What is the Pressure to Force Calculator?

This calculator finds the total force produced when a given pressure acts over a surface area, using the fundamental relationship \(F = P \times A\). It is widely used in hydraulics, pneumatics, mechanical design, and physics to size cylinders, pistons, seals, and structural loads. The tool accepts common engineering units for both pressure and area and reports the resulting force in newtons, pound-force, and kilogram-force.

How to use it

Enter the pressure value and select its unit (Pa, kPa, MPa, bar, or PSI). Then enter the area the pressure acts on and choose its unit (m², cm², mm², or in²). The calculator converts everything to SI units internally, multiplies pressure by area, and displays the force. This makes it easy to mix units — for example, PSI with square inches — without manual conversion.

The formula explained

Pressure is defined as force per unit area, so \(P = F / A\). Rearranging gives the force equation:

$$F = P \times A$$

In SI units, 1 pascal acting on 1 square meter produces 1 newton. To stay consistent, the calculator converts pressure to pascals (1 bar = 100{,}000 \text{ Pa}, 1 \text{ PSI} \approx 6{,}894.76 \text{ Pa}) and area to square meters before multiplying.

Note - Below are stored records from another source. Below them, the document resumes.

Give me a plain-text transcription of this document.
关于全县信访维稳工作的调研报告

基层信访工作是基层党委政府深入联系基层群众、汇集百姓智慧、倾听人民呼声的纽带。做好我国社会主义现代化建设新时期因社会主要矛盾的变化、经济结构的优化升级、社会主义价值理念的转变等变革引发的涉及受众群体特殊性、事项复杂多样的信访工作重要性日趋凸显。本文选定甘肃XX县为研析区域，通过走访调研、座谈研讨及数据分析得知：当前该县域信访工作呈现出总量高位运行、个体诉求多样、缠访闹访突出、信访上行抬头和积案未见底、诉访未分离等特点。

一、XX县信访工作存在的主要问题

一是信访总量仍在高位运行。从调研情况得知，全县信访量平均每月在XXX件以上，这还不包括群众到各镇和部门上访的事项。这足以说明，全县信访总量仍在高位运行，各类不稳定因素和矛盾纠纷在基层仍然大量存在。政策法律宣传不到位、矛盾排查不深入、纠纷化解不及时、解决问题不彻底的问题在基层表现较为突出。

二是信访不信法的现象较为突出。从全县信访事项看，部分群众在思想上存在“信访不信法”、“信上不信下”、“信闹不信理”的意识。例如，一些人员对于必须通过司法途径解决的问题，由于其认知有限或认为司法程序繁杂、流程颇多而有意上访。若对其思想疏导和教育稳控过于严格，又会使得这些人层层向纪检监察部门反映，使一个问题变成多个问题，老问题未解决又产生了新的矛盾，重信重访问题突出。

Pressure acting over a surface area producing a resultant force
Force equals pressure multiplied by the area it acts on: \(F = P \times A\).

Worked example

Suppose a hydraulic piston has a pressure of 200 kPa applied over an area of 0.05 m². Converting pressure: 200 \text{ kPa} = 200{,}000 \text{ Pa}. Then

$$F = 200{,}000 \times 0.05 = 10{,}000 \text{ N}$$

which is about 2{,}248 lbf or 1{,}019.7 kgf. A 10,000 N force could lift roughly one metric ton.

Pressure applied to a piston of known area generating output force
A piston of area A under pressure P delivers force F to the rod.

FAQ

Does this work for any fluid or gas? Yes — \(F = P \times A\) applies to any pressure acting on a flat area, whether hydraulic fluid, compressed air, or vacuum.

What about curved surfaces? For force in a given direction, use the projected (flat) area perpendicular to that direction.

Is gauge or absolute pressure used? Use whichever pressure value reflects the actual differential acting on your surface; the math is identical.